SİZ BUGÜN VARSINIZ YARIN YOKSUNUZ

Gelelim Sayın Nebati’nin açıklamalarına. Tarihe notumuzu düşelim. Bu ülkede bir Maliye Bakanı memura, asgari ücretliye ve emekliye “fakir fukara” dedi ve devam etti; “Onlara vermek ülkenin bereketini artırır.” Biz de o zaman kendisine soralım; Sayın Bakan, siz kimin parasını kime veriyorsunuz? Kime lütuf yaptığınızı zannediyorsunuz? Sizden çok emekçiler, alın teriyle çalışanlar bu devletin sahibidir. Siz bugün varsınız, yarın yoksunuz. Bu ülkenin gerçek sahipleri emekçilerdir. Onların emeğiyle bugün bu ülke ayakta. O yüzden ne dediğinize, kime nasıl hitap ettiğinize dikkat edin ve bu ülkenin emekçilerinden özür dileyin! Bu Bakan emekçiye fakir fukara demekle kalmadı, EYT’yi de komik bulduğunu gösterdi kameralar karşısında. Emeğinin karşılığını arayan, hakkını arayan emekçilere olan bu üstten bakış AKP’li tüm Bakanların genel tavrı aslında. Kendisiyle konuşmaya çalışıp çiçek uzatan öğretmenlerin yüzüne bile bakmayan Eğitim Bakanını da unutmadık! Sizler bu ülkede devlet adamlarının nasıl olmaması gerektiğini gösteren ekollersiniz. Bürokrasi kültürünü ve dilini yok eden AKP düzeninin en iyi örneğisiniz! Biz Memleket Partisi olarak EYT’lilerin yanındayız. Çok değil bundan 3 yıl önce EYT’lilerle ilgili olarak “Seçim kaybetsek de yokum.” diyen Sayın Cumhurbaşkanı bugün seçim yaklaştığı için EYT düğmesine bastı. Emekçiye inandığı için değil seçim yaklaştığı için. Bu nedir biliyor musunuz? Bu sadece seçim dönemlerinde emekçinin yanında olduğunu gösterme çabasıdır. Ama biz Memleket Partisi olarak her zaman emekçinin, ezilenin yanındayız. Adaletli gelir dağılımın, sosyal adaletin savunucularıyız. EYT’lilere de sonuna kadar desteğiz.

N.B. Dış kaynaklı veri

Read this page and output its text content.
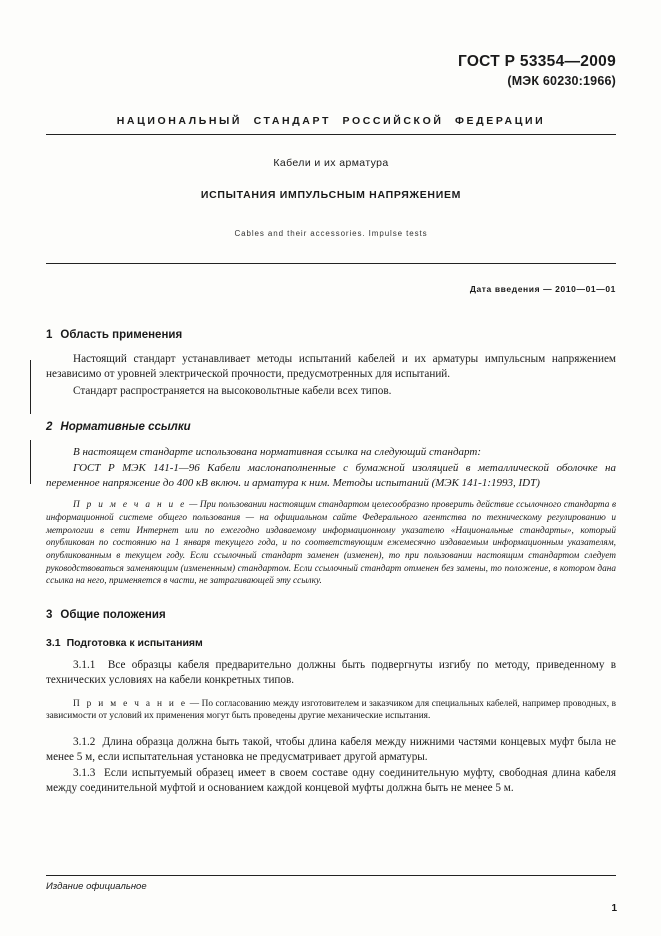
ГОСТ Р 53354—2009
(МЭК 60230:1966)
НАЦИОНАЛЬНЫЙ СТАНДАРТ РОССИЙСКОЙ ФЕДЕРАЦИИ
Кабели и их арматура
ИСПЫТАНИЯ ИМПУЛЬСНЫМ НАПРЯЖЕНИЕМ
Cables and their accessories. Impulse tests
Дата введения — 2010—01—01
1 Область применения

Настоящий стандарт устанавливает методы испытаний кабелей и их арматуры импульсным напряжением независимо от уровней электрической прочности, предусмотренных для испытаний.

Стандарт распространяется на высоковольтные кабели всех типов.

2 Нормативные ссылки

В настоящем стандарте использована нормативная ссылка на следующий стандарт:

ГОСТ Р МЭК 141-1—96 Кабели маслонаполненные с бумажной изоляцией в металлической оболочке на переменное напряжение до 400 кВ включ. и арматура к ним. Методы испытаний (МЭК 141-1:1993, IDT)

П р и м е ч а н и е — При пользовании настоящим стандартом целесообразно проверить действие ссылочного стандарта в информационной системе общего пользования — на официальном сайте Федерального агентства по техническому регулированию и метрологии в сети Интернет или по ежегодно издаваемому информационному указателю «Национальные стандарты», который опубликован по состоянию на 1 января текущего года, и по соответствующим ежемесячно издаваемым информационным указателям, опубликованным в текущем году. Если ссылочный стандарт заменен (изменен), то при пользовании настоящим стандартом следует руководствоваться заменяющим (измененным) стандартом. Если ссылочный стандарт отменен без замены, то положение, в котором дана ссылка на него, применяется в части, не затрагивающей эту ссылку.

3 Общие положения
3.1 Подготовка к испытаниям

3.1.1 Все образцы кабеля предварительно должны быть подвергнуты изгибу по методу, приведенному в технических условиях на кабели конкретных типов.

П р и м е ч а н и е — По согласованию между изготовителем и заказчиком для специальных кабелей, например проводных, в зависимости от условий их применения могут быть проведены другие механические испытания.

3.1.2 Длина образца должна быть такой, чтобы длина кабеля между нижними частями концевых муфт была не менее 5 м, если испытательная установка не предусматривает другой арматуры.

3.1.3 Если испытуемый образец имеет в своем составе одну соединительную муфту, свободная длина кабеля между соединительной муфтой и основанием каждой концевой муфты должна быть не менее 5 м.

Издание официальное
1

ETTİĞİNİZ BU SÖZLERİN BEDELİNİ ÇOK YAKINDA HALK SİZE SANDIKTA ÖDETECEK

Önemli olan aslında devlet olarak parayı nereye ve nasıl aktardığınız. Yani elinizdeki kaynağı nasıl kullandığınız. Örneğin bugün Kur Korumalı Mevduat Hesabı fakirin cebinden alıp zengine koyarak zengini daha da zengin hale getirmiştir. Türkiye’nin bütçe açığı 660 milyar TL’dir. Sözde NAS var diyen AKP son 20 yılda 526 milyar dolar faiz ödemiştir.  Bugün itibariyle de 565 milyar faiz ödemesi bulunmaktadır. 165 milyarlık Kur Korumalı Mevduat ödemesi ise bu faiz ödemesine dahil değildir. 2022 Mart-Eylül arası Hazine’nin ödediği kur farkı 85 milyar TL’dir. Döviz cinsinden para yatıranlarınkini Merkez Bankası karşılamaktadır. Bunun da 65 milyar olduğu söylenmektedir. Söylenmektedir diyorum çünkü tam rakam açıklanmamaktadır. 15 milyar da vergi muafiyeti. Toplamda 165 milyar KKM için para ödüyor bu devlet, yani biz. Zengine bu ödemeyi yapanlar fakir fukara olarak gördükleri emekçiye sanki lütfediyorlar. Ama ettiğiniz bu sözlerin bedelini çok yakında halk size sandıkta ödetecek.

SARAYIN ÇOCUKLARI SALTANAT İÇİNDE YAŞAMAYA DEVAM EDİYOR

Her konuşmamada gençlerin sorunlarına yer vereceğim demiştim. Sözümde duruyorum. Bugün de KYK burs zammını masaya yatıralım. Burs zamla birlikte 1250 TL oldu. Enflasyonun TÜİK rakamlarına göre yaklaşık %85 olduğu bir ülkede yapılan bu zam öğrencilerin hiçbir giderini karşılamaya yetmemektedir. Otobüs bilet fiyatlarının gidiş geliş ortalama 900 TL olduğu bir ülkede yaşıyoruz. Öğrenciler tatillerde ailesini görmeye gidememekten yakınırken sarayın çocukları saltanat içinde yaşamaya devam ediyor. Gençlerin sinemaya, tiyatroya, tatile gitme hakkını elinden alan bu iktidarı yine gençler gönderecek. İnanıyoruz!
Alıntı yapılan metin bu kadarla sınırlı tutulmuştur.